The complaint was thereafter referred to the then Associate Justice Eulogio Serrano of the Court of Appeals who heard the parties.  Instead of preparing a report and recommendation, the then Justice Serrano returned the records of the case, including the exhibits of both parties and other pertinent papers on the belief that with the retirement of Judge Tabigne, as certified by the filed by counsel of a labor union, Kapisanan Ng Mga Manggagawa Sa La Suerte Cigar and Cigarette Factory, there came from respondent an order granting the same, then Undersecretary of Justice Guillermo Santos, the case had become moot and academic.  On March 1, 1973, the following resolution was issued by this Court:  "Considering the letter of Hon. Justice Eulogio Serrano of the Court of Appeals, informing this Court that although the investigation of this case conducted by him pursuant to the resolution of September 8, 1970 has already been completed, he is returning the complete records of the case with exhibits and copies of the stenographic notes taken during the said investigation without a report and recommendation thereon in the belief that this case has become moot and academic in view of the retirement of respondent Judge Tabigne, the Court Resolved to require the complainant to [comment] on said letter, within ten (10) days from notice hereof".  The complainant was averse to the case being considered moot and academic, as shown by his Manifestation of March 14, 1973, setting forth that while respondent had retired he was entitled to some benefits under the Government Service Insurance Act which could be forfeited if he were found guilty.  In his reply to such manifestation, respondent stressed that the case against him should be terminated as he had been compulsorily retired.  Moreover, he reiterated his stand that what was done by him in allowing a charging lien to be filed by a counsel for a labor union did not suffice to call for disciplinary action based on the complaint for serious misconduct and dishonesty.

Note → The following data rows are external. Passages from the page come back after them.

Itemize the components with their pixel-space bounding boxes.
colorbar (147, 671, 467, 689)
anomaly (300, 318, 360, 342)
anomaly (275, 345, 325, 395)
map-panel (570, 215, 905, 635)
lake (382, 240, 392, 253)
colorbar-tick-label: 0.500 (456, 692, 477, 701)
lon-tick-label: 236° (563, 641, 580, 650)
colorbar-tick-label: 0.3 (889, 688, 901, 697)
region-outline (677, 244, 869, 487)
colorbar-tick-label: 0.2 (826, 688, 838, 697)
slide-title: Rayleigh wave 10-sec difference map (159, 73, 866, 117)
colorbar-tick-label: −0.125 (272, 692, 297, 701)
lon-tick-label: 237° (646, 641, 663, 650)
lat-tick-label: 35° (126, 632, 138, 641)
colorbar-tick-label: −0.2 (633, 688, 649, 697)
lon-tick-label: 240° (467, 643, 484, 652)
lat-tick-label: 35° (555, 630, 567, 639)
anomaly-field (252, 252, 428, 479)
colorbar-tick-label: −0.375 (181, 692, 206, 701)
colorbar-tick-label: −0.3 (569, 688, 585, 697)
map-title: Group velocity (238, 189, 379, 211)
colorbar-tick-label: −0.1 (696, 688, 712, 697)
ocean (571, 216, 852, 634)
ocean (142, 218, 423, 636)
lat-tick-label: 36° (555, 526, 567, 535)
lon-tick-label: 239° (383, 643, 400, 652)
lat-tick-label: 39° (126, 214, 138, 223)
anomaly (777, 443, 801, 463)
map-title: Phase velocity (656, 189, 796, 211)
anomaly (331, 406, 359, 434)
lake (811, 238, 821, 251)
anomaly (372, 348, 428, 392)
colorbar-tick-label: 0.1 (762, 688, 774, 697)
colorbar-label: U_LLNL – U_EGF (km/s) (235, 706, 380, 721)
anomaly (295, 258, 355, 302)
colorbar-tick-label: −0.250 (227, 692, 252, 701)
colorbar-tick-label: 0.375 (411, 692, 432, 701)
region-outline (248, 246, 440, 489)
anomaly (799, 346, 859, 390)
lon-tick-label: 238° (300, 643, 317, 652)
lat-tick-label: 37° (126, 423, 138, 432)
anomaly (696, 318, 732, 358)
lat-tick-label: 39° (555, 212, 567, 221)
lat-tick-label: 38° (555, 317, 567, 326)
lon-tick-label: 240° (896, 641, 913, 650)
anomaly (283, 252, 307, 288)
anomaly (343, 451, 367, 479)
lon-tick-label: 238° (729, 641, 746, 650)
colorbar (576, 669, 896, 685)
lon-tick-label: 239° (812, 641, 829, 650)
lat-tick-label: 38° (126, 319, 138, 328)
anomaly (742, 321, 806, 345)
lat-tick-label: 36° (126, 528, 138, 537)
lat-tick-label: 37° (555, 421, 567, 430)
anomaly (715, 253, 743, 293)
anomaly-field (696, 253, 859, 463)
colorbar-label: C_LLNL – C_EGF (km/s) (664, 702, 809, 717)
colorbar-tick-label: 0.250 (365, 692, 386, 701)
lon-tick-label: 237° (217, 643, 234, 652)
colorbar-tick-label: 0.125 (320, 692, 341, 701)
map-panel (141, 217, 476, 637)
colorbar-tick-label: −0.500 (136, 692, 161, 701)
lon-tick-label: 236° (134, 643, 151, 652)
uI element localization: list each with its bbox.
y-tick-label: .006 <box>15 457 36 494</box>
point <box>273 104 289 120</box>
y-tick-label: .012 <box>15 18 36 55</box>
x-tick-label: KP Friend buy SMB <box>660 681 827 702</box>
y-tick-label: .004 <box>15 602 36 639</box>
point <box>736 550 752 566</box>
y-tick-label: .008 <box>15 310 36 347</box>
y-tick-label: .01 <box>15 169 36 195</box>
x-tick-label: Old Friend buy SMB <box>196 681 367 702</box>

Respondent must be sustained.  This is one case where the compulsory retirement of respondent had rendered the matter moot and academic.  No useful purpose would be served by acceding to the plea of complainant that there be further inquiry on the matter.  On its face the complaint would indicate that what was done by respondent judge, even if objectionable, hardly could be characterized as dishonesty.  What is undeniable is that there was a paucity of evidence to that effect.  What was offered before the then Associate Justice Serrano did not meet the standard required.  A finding of culpable conduct would thus be unwarranted.  The futility of any further steps being taken is thus apparent.  Then, too, it is well-settled that termination of official relations does call for putting an end to an administrative investigation.  Lastly, it is once again appropriate to recall the authoritative doctrine first announced by Justice Malcolm, and thereafter adhered to consistently, that an administrative complaint, being penal, must be proved beyond reasonable doubt.[3]

WHEREFORE, this administrative complaint is hereby dismissed.

Makalintal, C.J., Barredo, Fernandez, and Aquino, JJ., concur.

Antonio, J., was on sick leave.



[1] Complaint, paragraphs 5-8.

[2] Answer, paragraph 5.

[3] In re impeachment of Horrilleno, 43 Phil. 212 (1922).